Yeni haberlerle dönerim, beni özleyin :)

26 Kasım 2014 Çarşamba

Bugünlerde...

Bugünlerde;
Biz Duru kızla evde vakit geçirmeye devam ediyoruz. Altıncı aya giren yavruya ek gıdaları tattırma ve yattığımız yerden yuvarlanma yegane aktivitelerimiz. Ufaktan kapımızı çalan 'diş huysuzluğu'nu da mümkün mertebe görmezden geliyoruz...



Eylül' e göre daha hareketli ve sabırsız bir bebek Duru. Ablasının uzuun gündüz uykularını mumla arıyorum, Bizim bebe yarım saat geçti mi uyanıyor. Benim günlük işlerim de otomatikman yarım saatlik partlar haline dönüştü. Evden dışarı çıkma lüksümüz de yok, hava şartları bizi sınırlıyor, kapalı-kalabalık mekanlar da listemizde olmayınca bina dışına çıkamıyoruz. Artık planlarımız gelecek olan bahara dair..



Eylül hevesle okula devam ediyor, bir de hastalıktan gözünü açabilse!! Geçen sene okula başladığında kendimi olası sık hastalıklara hazırlamışken, enfeksiyonlarla nadiren karşılaşmıştık. Bu yıl kronik öksürükle mücadele halindeyiz, kendi yöntemlerimle yol alamayınca farklı doktor/ilaç kombinasyonları deniyoruz. Kış kapıya dayanmadan kurtulsak bari (Ve ben yazımı tamamlayıncaya kadar kar geldi bile)...


 Meraklı Minik'in bu ayki konusu Kızıl Tilkiler olunca, bizim evi de tilkiler bastı...

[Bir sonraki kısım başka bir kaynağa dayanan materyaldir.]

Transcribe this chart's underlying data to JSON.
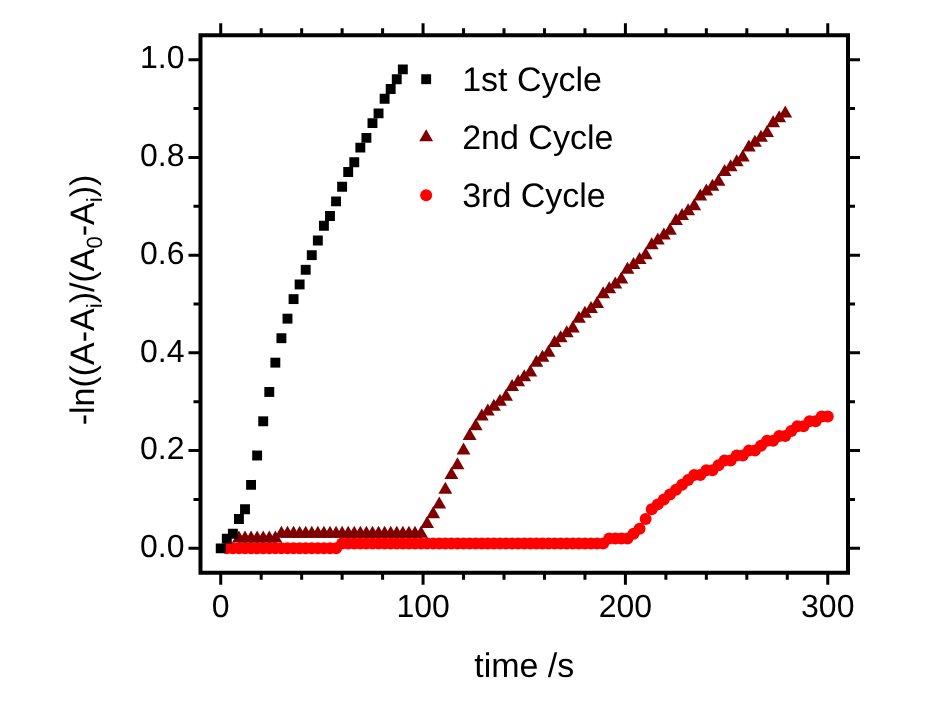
{
  "chart_data": {
    "type": "scatter",
    "xlabel": "time /s",
    "ylabel": "-ln((A-A$_{i}$)/(A$_{0}$-A$_{i}$))",
    "xlim": [
      -10,
      310
    ],
    "ylim": [
      -0.05,
      1.05
    ],
    "xticks": [
      0,
      {
        "value": 20,
        "label": null
      },
      {
        "value": 40,
        "label": null
      },
      {
        "value": 60,
        "label": null
      },
      {
        "value": 80,
        "label": null
      },
      100,
      {
        "value": 120,
        "label": null
      },
      {
        "value": 140,
        "label": null
      },
      {
        "value": 160,
        "label": null
      },
      {
        "value": 180,
        "label": null
      },
      200,
      {
        "value": 220,
        "label": null
      },
      {
        "value": 240,
        "label": null
      },
      {
        "value": 260,
        "label": null
      },
      {
        "value": 280,
        "label": null
      },
      300
    ],
    "yticks": [
      {
        "value": 0,
        "label": "0.0"
      },
      {
        "value": 0.1,
        "label": null
      },
      {
        "value": 0.2,
        "label": "0.2"
      },
      {
        "value": 0.3,
        "label": null
      },
      {
        "value": 0.4,
        "label": "0.4"
      },
      {
        "value": 0.5,
        "label": null
      },
      {
        "value": 0.6,
        "label": "0.6"
      },
      {
        "value": 0.7,
        "label": null
      },
      {
        "value": 0.8,
        "label": "0.8"
      },
      {
        "value": 0.9,
        "label": null
      },
      {
        "value": 1,
        "label": "1.0"
      }
    ],
    "legend": "top",
    "grid": false,
    "series": [
      {
        "name": "1st Cycle",
        "color": "#000000",
        "marker": "square",
        "x": [
          0,
          3,
          6,
          9,
          12,
          15,
          18,
          21,
          24,
          27,
          30,
          33,
          36,
          39,
          42,
          45,
          48,
          51,
          54,
          57,
          60,
          63,
          66,
          69,
          72,
          75,
          78,
          81,
          84,
          87,
          90
        ],
        "values": [
          0,
          0.02,
          0.03,
          0.06,
          0.08,
          0.13,
          0.19,
          0.26,
          0.32,
          0.38,
          0.43,
          0.47,
          0.51,
          0.54,
          0.57,
          0.6,
          0.63,
          0.66,
          0.68,
          0.71,
          0.74,
          0.77,
          0.79,
          0.82,
          0.84,
          0.87,
          0.89,
          0.92,
          0.94,
          0.96,
          0.98
        ]
      },
      {
        "name": "2nd Cycle",
        "color": "#7f0000",
        "marker": "triangle",
        "x": [
          9,
          12,
          15,
          18,
          21,
          24,
          27,
          30,
          33,
          36,
          39,
          42,
          45,
          48,
          51,
          54,
          57,
          60,
          63,
          66,
          69,
          72,
          75,
          78,
          81,
          84,
          87,
          90,
          93,
          96,
          99,
          102,
          105,
          108,
          111,
          114,
          117,
          120,
          123,
          126,
          129,
          132,
          135,
          138,
          141,
          144,
          147,
          150,
          153,
          156,
          159,
          162,
          165,
          168,
          171,
          174,
          177,
          180,
          183,
          186,
          189,
          192,
          195,
          198,
          201,
          204,
          207,
          210,
          213,
          216,
          219,
          222,
          225,
          228,
          231,
          234,
          237,
          240,
          243,
          246,
          249,
          252,
          255,
          258,
          261,
          264,
          267,
          270,
          273,
          276,
          279
        ],
        "values": [
          0.02,
          0.02,
          0.02,
          0.02,
          0.02,
          0.02,
          0.02,
          0.03,
          0.03,
          0.03,
          0.03,
          0.03,
          0.03,
          0.03,
          0.03,
          0.03,
          0.03,
          0.03,
          0.03,
          0.03,
          0.03,
          0.03,
          0.03,
          0.03,
          0.03,
          0.03,
          0.03,
          0.03,
          0.03,
          0.03,
          0.03,
          0.05,
          0.07,
          0.09,
          0.12,
          0.15,
          0.17,
          0.2,
          0.23,
          0.25,
          0.27,
          0.28,
          0.29,
          0.3,
          0.31,
          0.33,
          0.34,
          0.35,
          0.36,
          0.38,
          0.39,
          0.4,
          0.42,
          0.43,
          0.44,
          0.45,
          0.47,
          0.48,
          0.49,
          0.5,
          0.52,
          0.53,
          0.54,
          0.55,
          0.57,
          0.58,
          0.59,
          0.6,
          0.62,
          0.63,
          0.64,
          0.65,
          0.67,
          0.68,
          0.69,
          0.7,
          0.72,
          0.73,
          0.74,
          0.75,
          0.77,
          0.78,
          0.79,
          0.8,
          0.82,
          0.83,
          0.84,
          0.85,
          0.87,
          0.88,
          0.89
        ]
      },
      {
        "name": "3rd Cycle",
        "color": "#ff0000",
        "marker": "circle",
        "x": [
          3,
          6,
          9,
          12,
          15,
          18,
          21,
          24,
          27,
          30,
          33,
          36,
          39,
          42,
          45,
          48,
          51,
          54,
          57,
          60,
          63,
          66,
          69,
          72,
          75,
          78,
          81,
          84,
          87,
          90,
          93,
          96,
          99,
          102,
          105,
          108,
          111,
          114,
          117,
          120,
          123,
          126,
          129,
          132,
          135,
          138,
          141,
          144,
          147,
          150,
          153,
          156,
          159,
          162,
          165,
          168,
          171,
          174,
          177,
          180,
          183,
          186,
          189,
          192,
          195,
          198,
          201,
          204,
          207,
          210,
          213,
          216,
          219,
          222,
          225,
          228,
          231,
          234,
          237,
          240,
          243,
          246,
          249,
          252,
          255,
          258,
          261,
          264,
          267,
          270,
          273,
          276,
          279,
          282,
          285,
          288,
          291,
          294,
          297,
          300
        ],
        "values": [
          0,
          0,
          0,
          0,
          0,
          0,
          0,
          0,
          0,
          0,
          0,
          0,
          0,
          0,
          0,
          0,
          0,
          0,
          0,
          0.01,
          0.01,
          0.01,
          0.01,
          0.01,
          0.01,
          0.01,
          0.01,
          0.01,
          0.01,
          0.01,
          0.01,
          0.01,
          0.01,
          0.01,
          0.01,
          0.01,
          0.01,
          0.01,
          0.01,
          0.01,
          0.01,
          0.01,
          0.01,
          0.01,
          0.01,
          0.01,
          0.01,
          0.01,
          0.01,
          0.01,
          0.01,
          0.01,
          0.01,
          0.01,
          0.01,
          0.01,
          0.01,
          0.01,
          0.01,
          0.01,
          0.01,
          0.01,
          0.01,
          0.02,
          0.02,
          0.02,
          0.02,
          0.03,
          0.04,
          0.06,
          0.08,
          0.09,
          0.1,
          0.11,
          0.12,
          0.13,
          0.14,
          0.15,
          0.15,
          0.16,
          0.16,
          0.17,
          0.18,
          0.18,
          0.19,
          0.19,
          0.2,
          0.2,
          0.21,
          0.22,
          0.22,
          0.23,
          0.23,
          0.24,
          0.25,
          0.25,
          0.26,
          0.26,
          0.27,
          0.27
        ]
      }
    ]
  }
}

Okulda kalem-kağıda doyamayan Eylül evde de resimlerle haşır neşir olmaya devam ediyor. Aynı hevesi dağıttıklarını toplamada da gösterebilse keşke ...
Haftasonu odanın heryeri kağıt-kalem ve envai çeşit hobi malzemesiyle kaplayan Eylül'ü son kez uyardım " On dakika içinde yerdekileri toplamazsan bulduğum herşeyi götürüp çöpe atacağım" dedim. Hemen toparlamaya başladı ve bıyık altından gülerek "Anne, yerdeki kağıt parçalarını almıyorum, nasıl olsa sen toplayıp çöpe atacakmışsın" dedi. "Olur mu canım, ben senin için kıymetli eşyaları kastetmiştim" dedim. "Zaten bu kağıt parçaları benim en kıymetli eşyalarım anne" aldığım cevaptı :)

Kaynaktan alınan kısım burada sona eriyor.